Im Untertitel heisst Vernes Roman aus dem Jahr 1868 »Direktflug in 97 Stunden und 20 Minuten«. Diese Angabe steht programmatisch für das ganze Buch: Den Verne genügt es hier nicht, sich im Genre Science Fiction zu bewegen. Es scheint, als wollte er die aus damaliger Sicht wohl völlig irreale Vorstellung einer Reise zum Mond durch wissenschaftliche Daten realistischer machen. Verne stellt zunächst die bisher gewonnenen Erkenntnisse über den Mond dar, in bester Science Fiction-Manier geht es in weiterer Folge um die Planung der Mondreise durch einen Zirkel Bostoner Honoratioren: Verne stellt Berechnungen und Überlegungen der Protagonistinnen detailliert dar.
Science & Fiction
Außerdem integriert Jules Verne einen fiktiven Briefwechsel mit der Universität Cambridge in seinen Text, der erklärt, welcher Zeitpunkt im Jahr für die Reise besonders günstig ist. Schliesslich geht es um die Festlegung eines Startort – die Wahl fällt auf Florida, von wo auch real Raketen gestartet sind: In Cape Canaveral. Penibel schildert Verne die Herstellung des Fluggefährtes, eine Art Kapsel, in der auch Reisende Platz finden. Denn als ein abenteuerlustiger Franzose in Florida eintrifft, wird rasch klar, dass es keine unbemannte Reise sein würde. Das überraschende Ende möge jede LeserIn selbst entdecken!
Aufwändige Neuauflage
In der Neuübersetzung von Volker Dehs ist »Von der Erde zum Mond« ein aufwändig aufbereitetes Taschenbuch: Die Originalillustrationen aus dem 19. Jahrhundert sind in den Romantext eingebaut. Sprachlich merkt man dem Buch sein Alter natürlich an, doch Verne vermag auch nach 140 Jahren immer wieder ein Schmunzeln zu erzeugen, etwa wenn er den Guss der riesigen Kanone beschreibt, die die Mondkapsel abschiessen wird.
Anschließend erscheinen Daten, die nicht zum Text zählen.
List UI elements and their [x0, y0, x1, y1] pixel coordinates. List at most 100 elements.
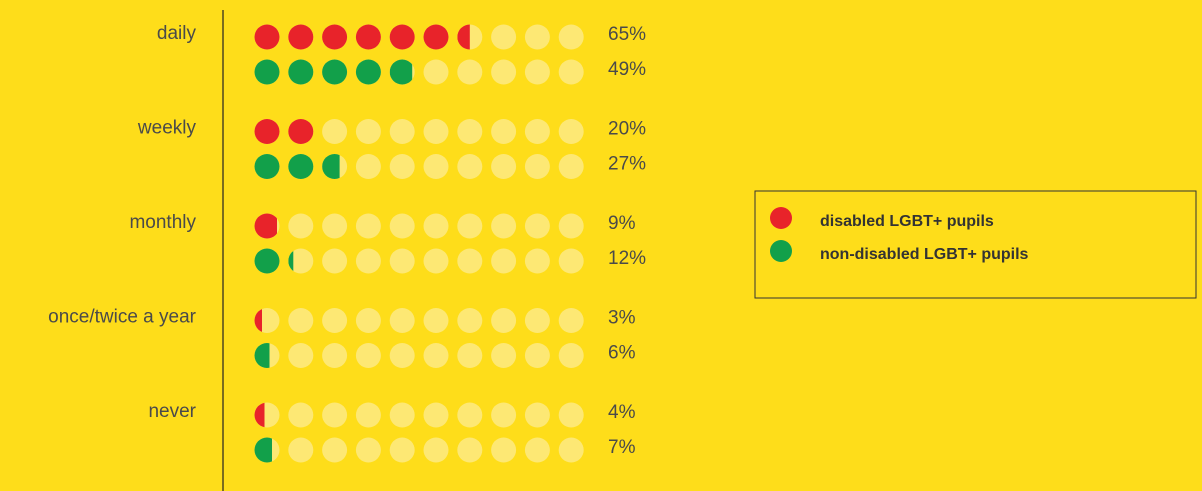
empty-dot [491, 437, 517, 463]
empty-dot [524, 59, 550, 85]
empty-dot [389, 154, 415, 179]
empty-dot [491, 154, 517, 179]
dot [254, 24, 280, 50]
empty-dot [355, 248, 381, 274]
empty-dot [355, 437, 381, 463]
empty-dot [423, 59, 449, 85]
empty-dot [322, 343, 348, 368]
empty-dot [457, 308, 483, 333]
legend-label: non-disabled LGBT+ pupils [820, 246, 1029, 263]
legend-label: disabled LGBT+ pupils [820, 213, 994, 230]
value-label: 9% [608, 213, 636, 234]
partial-dot [254, 437, 272, 463]
empty-dot [322, 402, 348, 428]
empty-dot [558, 308, 584, 333]
dot [423, 24, 449, 50]
empty-dot [491, 24, 517, 50]
partial-dot [288, 248, 294, 274]
empty-dot [457, 59, 483, 85]
empty-dot [389, 308, 415, 333]
empty-dot [457, 437, 483, 463]
empty-dot [524, 24, 550, 50]
empty-dot [355, 308, 381, 333]
empty-dot [558, 343, 584, 368]
partial-dot [322, 154, 340, 179]
empty-dot [524, 402, 550, 428]
empty-dot [491, 213, 517, 239]
empty-dot [322, 213, 348, 239]
empty-dot [389, 213, 415, 239]
dot [322, 24, 348, 50]
empty-dot [389, 437, 415, 463]
value-label: 4% [608, 402, 636, 423]
dot [288, 24, 314, 50]
dot [288, 119, 314, 144]
empty-dot [524, 437, 550, 463]
empty-dot [355, 343, 381, 368]
dot [254, 154, 280, 179]
empty-dot [457, 343, 483, 368]
dot [355, 59, 381, 85]
empty-dot [389, 402, 415, 428]
category-label: weekly [137, 118, 197, 139]
empty-dot [491, 119, 517, 144]
value-label: 7% [608, 437, 636, 458]
empty-dot [355, 154, 381, 179]
value-label: 3% [608, 308, 636, 329]
empty-dot [524, 308, 550, 333]
dot [254, 59, 280, 85]
empty-dot [355, 213, 381, 239]
empty-dot [423, 343, 449, 368]
empty-dot [423, 213, 449, 239]
empty-dot [423, 248, 449, 274]
empty-dot [423, 437, 449, 463]
empty-dot [524, 154, 550, 179]
value-label: 65% [608, 24, 646, 45]
value-label: 12% [608, 248, 646, 269]
empty-dot [389, 343, 415, 368]
empty-dot [558, 213, 584, 239]
legend-swatch [770, 207, 792, 229]
empty-dot [558, 437, 584, 463]
value-label: 6% [608, 343, 636, 364]
empty-dot [322, 248, 348, 274]
legend-box [754, 190, 1197, 299]
empty-dot [491, 308, 517, 333]
empty-dot [491, 402, 517, 428]
value-label: 49% [608, 59, 646, 80]
empty-dot [558, 59, 584, 85]
dot [254, 119, 280, 144]
partial-dot [254, 308, 262, 333]
value-label: 27% [608, 154, 646, 175]
empty-dot [524, 213, 550, 239]
empty-dot [457, 119, 483, 144]
empty-dot [355, 119, 381, 144]
dot [288, 59, 314, 85]
empty-dot [457, 402, 483, 428]
empty-dot [389, 248, 415, 274]
empty-dot [423, 402, 449, 428]
partial-dot [254, 402, 265, 428]
category-label: daily [157, 23, 197, 44]
empty-dot [322, 437, 348, 463]
dot [254, 248, 280, 274]
dot [389, 24, 415, 50]
empty-dot [491, 59, 517, 85]
dot [355, 24, 381, 50]
category-label: once/twice a year [48, 307, 197, 328]
dot [322, 59, 348, 85]
empty-dot [558, 154, 584, 179]
empty-dot [423, 154, 449, 179]
partial-dot [457, 24, 470, 50]
empty-dot [322, 308, 348, 333]
empty-dot [558, 402, 584, 428]
empty-dot [288, 343, 314, 368]
empty-dot [558, 119, 584, 144]
category-label: monthly [129, 212, 196, 233]
empty-dot [288, 248, 314, 274]
empty-dot [355, 402, 381, 428]
empty-dot [491, 343, 517, 368]
category-label: never [148, 401, 196, 422]
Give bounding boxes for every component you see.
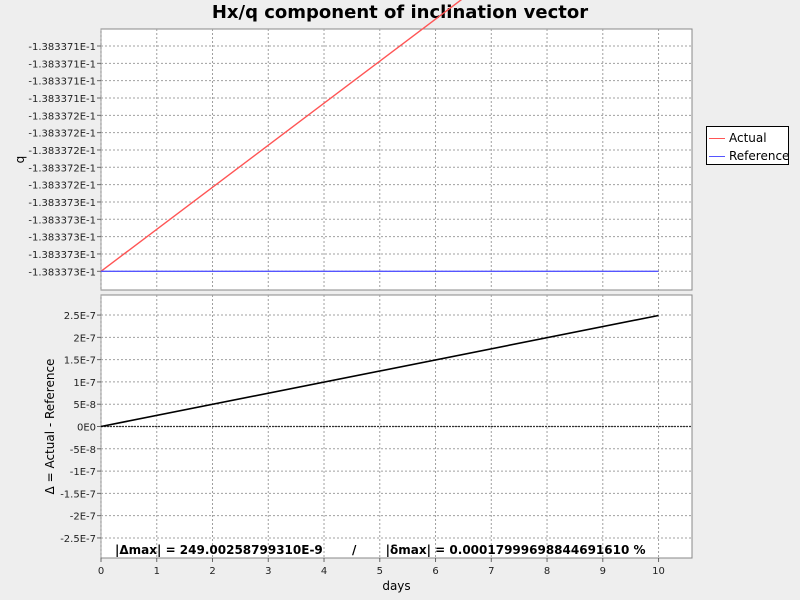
x-tick-label: 1: [154, 566, 160, 577]
top-y-tick-label: -1.383372E-1: [28, 146, 96, 157]
bottom-y-tick-label: -1.5E-7: [60, 489, 96, 500]
bottom-y-tick-label: 2.5E-7: [64, 311, 96, 322]
top-y-tick-label: -1.383371E-1: [28, 77, 96, 88]
series-line-delta: [100, 314, 659, 428]
bottom-y-tick-label: -5E-8: [70, 445, 96, 456]
delta-annotation: |Δmax| = 249.00258799310E-9 / |δmax| = 0…: [115, 543, 646, 557]
x-tick-label: 8: [544, 566, 550, 577]
x-tick-label: 6: [432, 566, 438, 577]
x-tick-label: 3: [265, 566, 271, 577]
x-tick-label: 10: [652, 566, 665, 577]
top-plot-area: [100, 28, 693, 291]
x-tick-label: 0: [98, 566, 104, 577]
legend-label-reference: Reference: [729, 149, 790, 163]
legend-swatch-reference: [709, 156, 725, 157]
bottom-y-tick-label: 5E-8: [73, 400, 96, 411]
x-tick-label: 4: [321, 566, 327, 577]
top-y-tick-label: -1.383372E-1: [28, 163, 96, 174]
x-axis-label: days: [382, 579, 410, 593]
bottom-y-tick-label: -1E-7: [70, 467, 96, 478]
x-tick-label: 9: [600, 566, 606, 577]
top-y-tick-label: -1.383373E-1: [28, 250, 96, 261]
bottom-y-tick-label: 2E-7: [73, 333, 96, 344]
top-y-axis-label: q: [13, 156, 27, 164]
bottom-y-tick-label: 1E-7: [73, 378, 96, 389]
top-y-tick-label: -1.383371E-1: [28, 42, 96, 53]
top-y-tick-label: -1.383371E-1: [28, 94, 96, 105]
bottom-y-tick-label: 1.5E-7: [64, 356, 96, 367]
top-y-tick-label: -1.383373E-1: [28, 233, 96, 244]
legend-item-actual: Actual: [709, 130, 767, 146]
legend-swatch-actual: [709, 138, 725, 139]
legend-label-actual: Actual: [729, 131, 767, 145]
top-y-tick-label: -1.383373E-1: [28, 267, 96, 278]
top-y-tick-label: -1.383373E-1: [28, 198, 96, 209]
chart-title: Hx/q component of inclination vector: [211, 2, 589, 23]
top-y-tick-label: -1.383372E-1: [28, 111, 96, 122]
bottom-y-tick-label: 0E0: [77, 423, 96, 434]
legend-item-reference: Reference: [709, 148, 789, 164]
x-tick-label: 2: [209, 566, 215, 577]
x-tick-label: 5: [377, 566, 383, 577]
legend: Actual Reference: [706, 126, 789, 165]
x-tick-label: 7: [488, 566, 494, 577]
top-y-tick-label: -1.383373E-1: [28, 215, 96, 226]
bottom-y-tick-label: -2.5E-7: [60, 534, 96, 545]
series-line-actual: [100, 0, 463, 272]
top-y-tick-label: -1.383371E-1: [28, 59, 96, 70]
bottom-y-axis-label: Δ = Actual - Reference: [43, 359, 57, 495]
top-y-tick-label: -1.383372E-1: [28, 129, 96, 140]
bottom-y-tick-label: -2E-7: [70, 512, 96, 523]
top-y-tick-label: -1.383372E-1: [28, 181, 96, 192]
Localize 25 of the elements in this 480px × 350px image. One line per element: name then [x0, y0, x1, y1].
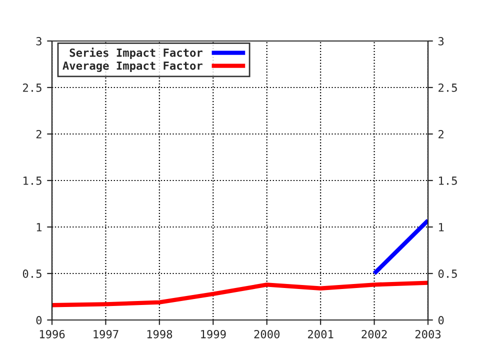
- y2-tick-label: 1.5: [439, 176, 457, 185]
- line-series: [52, 280, 428, 308]
- x-tick-label: 2001: [308, 330, 334, 338]
- y-tick-label: 2.5: [23, 84, 42, 92]
- y-tick-label: 2: [36, 130, 42, 138]
- y2-tick-label: 2.5: [438, 84, 457, 92]
- x-tick-label: 1996: [40, 330, 65, 338]
- y-tick-label: 0.5: [22, 270, 42, 278]
- y-tick-label: 3: [36, 37, 42, 46]
- y2-tick-label: 2: [438, 130, 444, 138]
- y-tick-label: 0: [36, 316, 42, 324]
- x-tick-label: 2000: [254, 330, 280, 338]
- y2-tick-label: 1: [439, 223, 444, 232]
- y-tick-label: 1: [36, 223, 42, 232]
- x-tick-label: 2002: [362, 330, 387, 338]
- legend-label: Average Impact Factor: [62, 62, 202, 72]
- y2-tick-label: 0.5: [438, 270, 457, 278]
- y2-tick-label: 3: [438, 37, 444, 46]
- y-tick-label: 1.5: [24, 176, 42, 185]
- x-tick-label: 2003: [415, 330, 441, 338]
- y2-tick-label: 0: [438, 316, 444, 324]
- legend-label: Series Impact Factor: [70, 48, 202, 60]
- x-tick-label: 1999: [201, 330, 226, 338]
- x-tick-label: 1998: [147, 330, 172, 338]
- x-tick-label: 1997: [94, 330, 118, 338]
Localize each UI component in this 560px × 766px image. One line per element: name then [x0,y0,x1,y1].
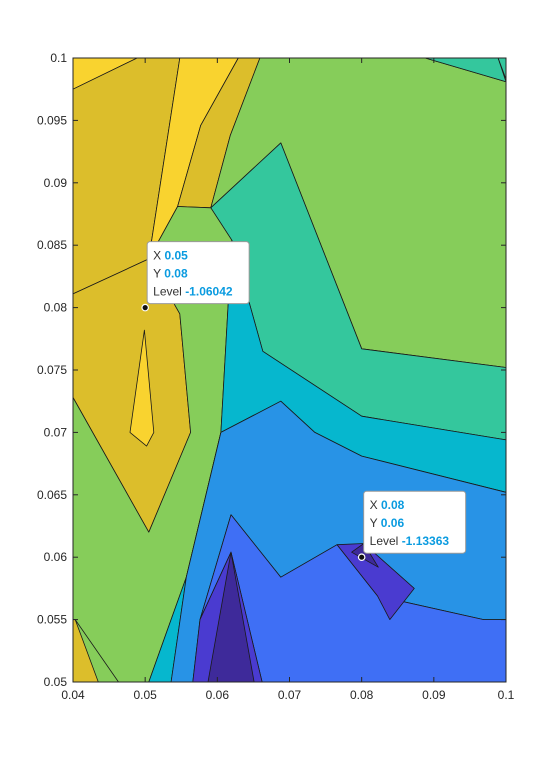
data-tip-row: Y 0.08 [153,267,188,281]
y-tick-label: 0.09 [44,176,68,190]
y-tick-label: 0.055 [37,613,67,627]
data-tip-box [146,241,250,305]
data-tip-value: 0.08 [381,498,405,512]
data-tip-value: -1.13363 [402,534,450,548]
x-tick-label: 0.1 [498,688,515,702]
data-tip-value: 0.05 [165,249,189,263]
y-tick-label: 0.065 [37,488,67,502]
y-tick-label: 0.07 [44,425,68,439]
x-tick-label: 0.06 [206,688,230,702]
data-tip-label: Level [370,534,402,548]
data-tip-label: Y [370,516,381,530]
data-tip-value: -1.06042 [185,285,233,299]
contour-region [336,543,415,620]
contour-region [129,329,155,447]
data-tip-label: X [153,249,164,263]
data-tip-value: 0.08 [164,267,188,281]
y-tick-label: 0.08 [44,301,68,315]
data-tip-label: Level [153,285,185,299]
data-tip-value: 0.06 [381,516,405,530]
data-tip-label: X [370,498,381,512]
x-tick-label: 0.04 [61,688,85,702]
x-tick-label: 0.08 [350,688,374,702]
y-tick-label: 0.05 [44,675,68,689]
data-tip-row: Level -1.13363 [370,534,450,548]
data-tip-label: Y [153,267,164,281]
data-tip-row: X 0.08 [370,498,405,512]
data-tip-row: X 0.05 [153,249,188,263]
y-tick-label: 0.06 [44,550,68,564]
y-tick-label: 0.1 [50,51,67,65]
data-tip-row: Level -1.06042 [153,285,233,299]
data-tip-marker [357,553,366,562]
data-tip-marker [141,303,149,312]
data-tip-box [363,490,467,554]
axis-ticks: 0.04 0.05 0.06 0.07 0.08 0.09 0.10.050.0550.06… [37,51,515,702]
y-tick-label: 0.085 [37,238,67,252]
x-tick-label: 0.07 [278,688,302,702]
contour-regions [72,57,507,683]
x-tick-label: 0.05 [133,688,157,702]
x-tick-label: 0.09 [422,688,446,702]
y-tick-label: 0.075 [37,363,67,377]
data-tip-row: Y 0.06 [370,516,405,530]
y-tick-label: 0.095 [37,113,67,127]
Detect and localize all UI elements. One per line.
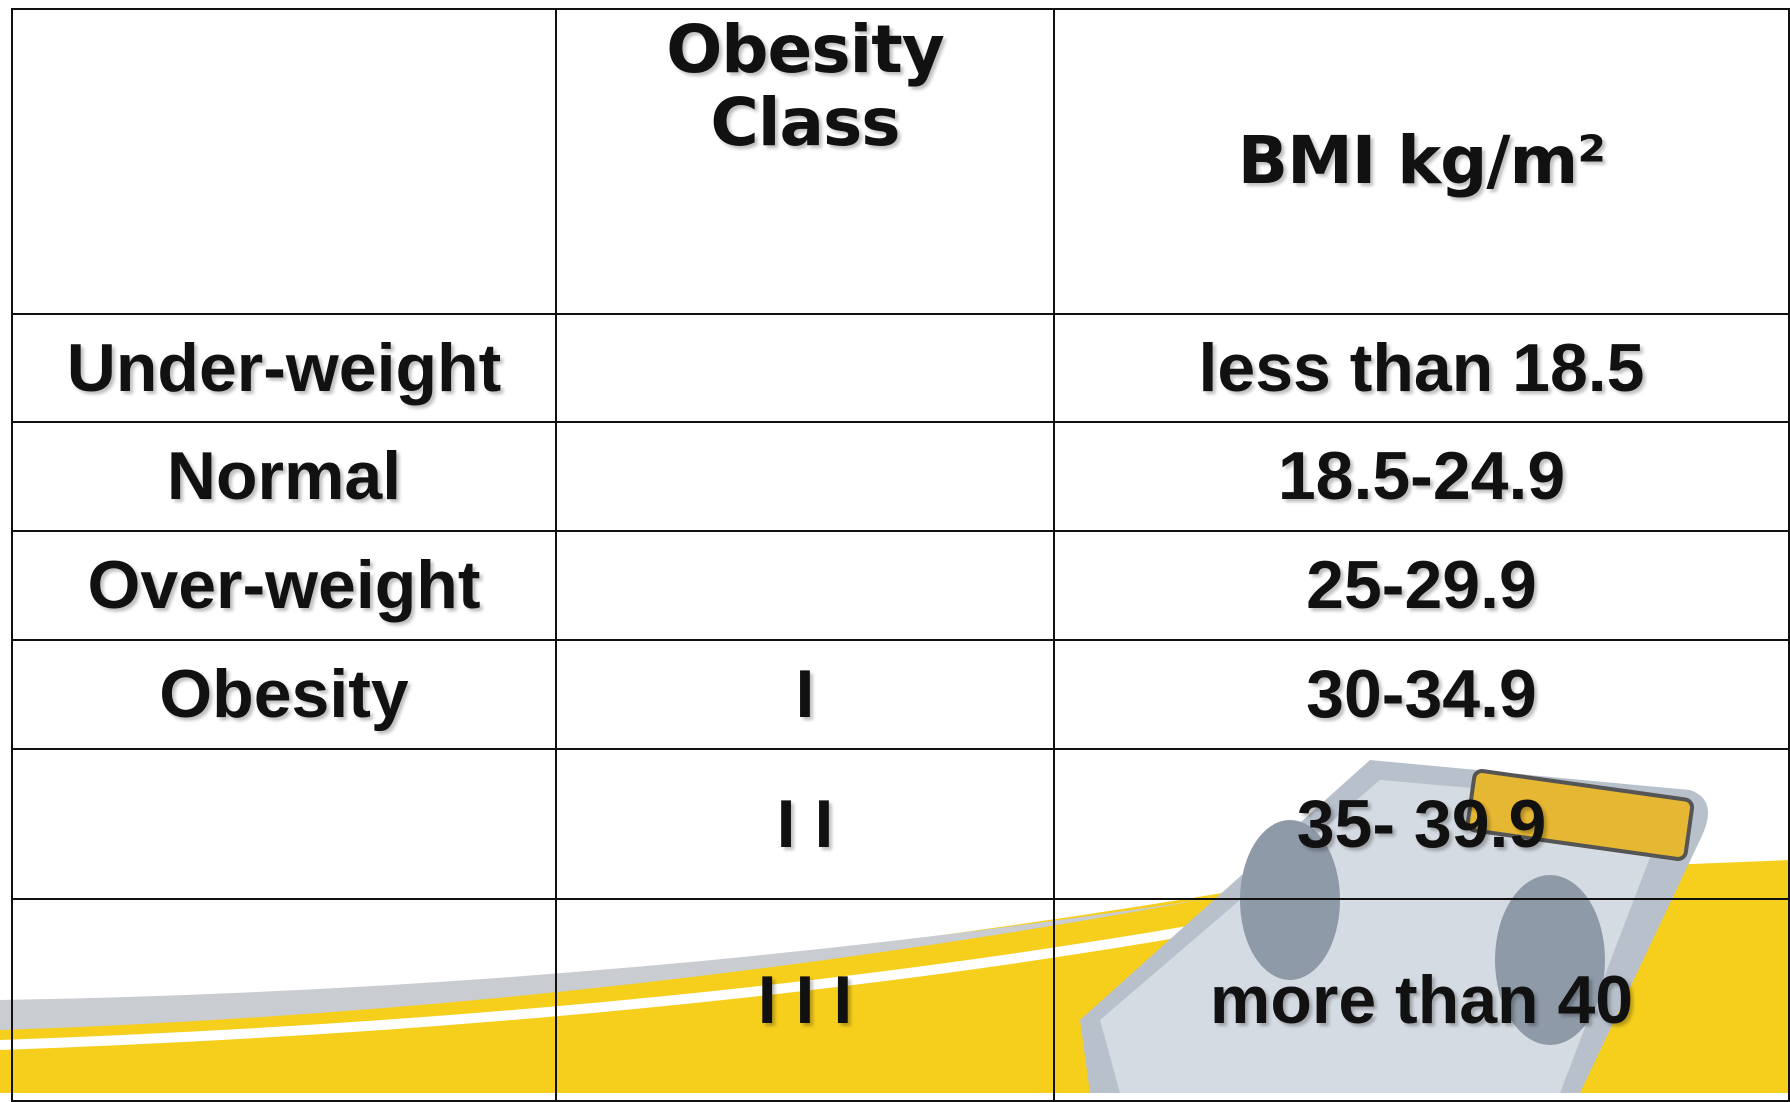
class-cell-text: I I I — [758, 963, 852, 1038]
class-cell: I I I — [555, 898, 1055, 1102]
category-cell: Over-weight — [11, 530, 557, 641]
class-cell — [555, 313, 1055, 423]
header-cell: Obesity Class — [555, 8, 1055, 315]
bmi-cell-text: 18.5-24.9 — [1278, 439, 1565, 514]
bmi-cell: 18.5-24.9 — [1053, 421, 1790, 532]
bmi-cell: more than 40 — [1053, 898, 1790, 1102]
page: Obesity Class BMI kg/m² Under-weight less t… — [0, 0, 1790, 1093]
bmi-cell-text: 35- 39.9 — [1297, 787, 1547, 862]
bmi-cell: less than 18.5 — [1053, 313, 1790, 423]
header-cell — [11, 8, 557, 315]
bmi-cell-text: 30-34.9 — [1306, 657, 1537, 732]
header-cell: BMI kg/m² — [1053, 8, 1790, 315]
category-cell: Under-weight — [11, 313, 557, 423]
category-cell: Normal — [11, 421, 557, 532]
bmi-cell-text: more than 40 — [1210, 963, 1633, 1038]
category-cell: Obesity — [11, 639, 557, 750]
class-cell-text: I — [796, 657, 815, 732]
class-cell — [555, 421, 1055, 532]
class-cell — [555, 530, 1055, 641]
header-cell-text: Obesity Class — [635, 14, 975, 159]
category-cell-text: Over-weight — [88, 548, 481, 623]
bmi-cell: 30-34.9 — [1053, 639, 1790, 750]
class-cell: I — [555, 639, 1055, 750]
class-cell-text: I I — [777, 787, 834, 862]
class-cell: I I — [555, 748, 1055, 900]
category-cell-text: Under-weight — [67, 331, 501, 406]
category-cell — [11, 748, 557, 900]
category-cell-text: Obesity — [159, 657, 408, 732]
header-cell-text: BMI kg/m² — [1238, 125, 1605, 198]
category-cell-text: Normal — [167, 439, 401, 514]
bmi-cell: 25-29.9 — [1053, 530, 1790, 641]
bmi-cell: 35- 39.9 — [1053, 748, 1790, 900]
category-cell — [11, 898, 557, 1102]
bmi-cell-text: less than 18.5 — [1198, 331, 1644, 406]
bmi-cell-text: 25-29.9 — [1306, 548, 1537, 623]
Beim Guss kommt es zu Rauchentwicklung, Verne schreibt: »Wilde, die vielleicht am Horizont herumirrten, hätten glauben können, der Bildung eines neuen Kraters mitten in Florida beizuwohnen…()…«
Ein rund einhundert Seiten langer Anhang gibt – ähnlich genau wie Jules Verne die Vorbereitungen zur Reise – literaturwissenschaftliche und bibliographische Hinweise, außerdem wird eine Zeittafel zu Jules Vernes Leben dargestellt. In dieser nun vorliegenden Ausgabe ist »Von der Erde zum Mond« somit viel mehr eine Neuauflage. Übrigens: Initiator des Mondfluges ist ein Zirkel von Bostoner Honoratioren, der sich Gun Club nennt – von hier hat als Jeffrey Lee Pierce seinen Bandnamen entlehnt!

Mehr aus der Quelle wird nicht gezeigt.